На кладбище умерших девочек отвозили в гробу. Они там и оставались, в месте своего навечного упокоения, а телега с гробом, зловеще громыхая, возвращалась назад. Гроб водворялся в сарайчик в ожидании следующей жатвы.

Я слушал в ужасе. Особенно ранил воображение этот жуткий, то и дело возвращающийся гроб.

Пытаясь как-то объяснить смерти невинных детей, мама под влиянием более поздних впечатлений формулировала:

– Безусловно, в детском доме орудовала банда матерых вредителей.

Неудивительно, что с юных лет у нее складывался суровый стиль. Без внешне переживательных излишеств. Но всякому – свое любо. Пока я не вошел в возраст подросткового кретинизма, я в своей маме не находил ни одного недостатка. А как она была красива! Стройная и свежая, обтянутая черным форменным платьем с серебристыми капитанскими погонами, которое ей страшно шло. Глаза живые, зеленоватые и, когда улыбается, проявляются на щеках две фирменные ямочки.

Словно для иллюстрации того, как быстро достоинства предков иссякают в нерадивых потомках, у сестренки тоже была ямочка, но одна.

– Что ты сегодня невесел? – спросила мама папу.

– Так, ничего, – кисло ответил папа.

– Я же вижу – что-то случилось. Рассказывай теперь, а то позже я уйду стирать.

– Ничего особенного. Так. Одна приносила журнал в закройную.

– Ничего не понимаю. Кто одна? Какой журнал?

– Кто одна? Жена. – Папа любил, чтобы его расспрашивали с пристрастием, и потому специально недовешивал информацию.

– Ах, жена, – сказала мама угрожающе, – теперь я должна спросить: чья жена? Знаешь, лучше не тяни волынку, – закипая, сказала мама.

– Зое, не горячись! Обыкновенная жена. Супруга Тимошенко, начальника управления. Я что, виноват, что она всегда с мужем приходит? Зашла к нам в закройную и показывает журнал. На новый сезон. И кто ты думаешь главный модельер?

– И кто же он?

– Зингер, чтоб я так сладко жил.

– Ну, я не знаю, – сказала мама все еще возмущенно. – Ты что, хочешь Зингера переплюнуть? А кишка у тебя не тонка будет против него? Я еще могла тебе помогать с чертежами, но рисовать за тебя, уволь, не смогу.

– Валерий мог бы? – уныло полуспросил папа.
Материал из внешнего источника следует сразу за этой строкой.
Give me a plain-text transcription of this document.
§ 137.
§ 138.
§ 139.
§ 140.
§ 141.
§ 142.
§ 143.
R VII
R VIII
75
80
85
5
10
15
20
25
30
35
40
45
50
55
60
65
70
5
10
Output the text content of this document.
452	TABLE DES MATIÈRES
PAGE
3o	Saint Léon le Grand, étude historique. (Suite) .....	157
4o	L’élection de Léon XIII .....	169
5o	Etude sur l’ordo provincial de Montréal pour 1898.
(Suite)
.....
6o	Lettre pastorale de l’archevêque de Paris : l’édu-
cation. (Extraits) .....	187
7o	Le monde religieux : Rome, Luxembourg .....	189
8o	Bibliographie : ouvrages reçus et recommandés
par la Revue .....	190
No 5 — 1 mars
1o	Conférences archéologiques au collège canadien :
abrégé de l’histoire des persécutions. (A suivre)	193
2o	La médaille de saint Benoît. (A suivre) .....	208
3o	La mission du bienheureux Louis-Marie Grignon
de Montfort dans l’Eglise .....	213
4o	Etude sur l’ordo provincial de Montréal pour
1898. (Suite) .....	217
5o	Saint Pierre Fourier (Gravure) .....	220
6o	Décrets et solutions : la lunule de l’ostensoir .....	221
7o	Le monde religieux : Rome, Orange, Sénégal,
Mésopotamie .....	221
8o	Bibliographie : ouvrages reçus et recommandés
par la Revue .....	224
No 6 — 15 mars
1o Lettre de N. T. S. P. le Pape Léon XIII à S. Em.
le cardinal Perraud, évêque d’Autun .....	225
– Нет, это не то. У Валерия какой-то саркастический стиль. И потом, как ты ему объяснишь? У тебя что, есть идеи новых фасонов?

– Почему нет? Есть нескольких крупных мыслей.

– Несколько, – автоматически поправила мама. – Может быть, попросить Володю? – сказала мама, показав глазами в сторону соседей.

Не помню, как это все обставилось, помню только, что в один прекрасный день на нашем столе появилось целых два, величиной в журнальный лист великолепных рисунка. На одном акварелью был изображен очень широкоплечий и длинноногий красавец в сером двубортном костюме-тройке. Таких уверенных и обаятельных людей в жизни я еще не встречал. То есть встречал, но не настолько полно укомплектованных. Например, улыбка хорошая и сложение, но рост маленький. Или все при нем, но физиономия такая, что не дай Бог. Жилет на красавце тоже был хорошо виден потому, что он специально заложил большой палец правой руки за ремень брюк, сильно раздвинув полы пиджака, отчего по нему побежали во всех направлениях складки. Складки Володя изобразил просто мастерски. Что-что, а складки удались на славу. Немного в лице не хватало индивидуальности. Мама находила, что слишком тяжела нижняя челюсть. Валера сказал, что это так и надо, челюсть-то не просто челюсть, а голливудская. Я это очень хорошо запомнил потому, что не понял, что значит – голливудская? Второй рисунок нет нужды подробно описывать, потому что на нем был изображен тот же самый человек, только в зеленоватом костюме, причем левая штанина была закрашена только до колена, а ниже колена обозначена небрежной штриховкой.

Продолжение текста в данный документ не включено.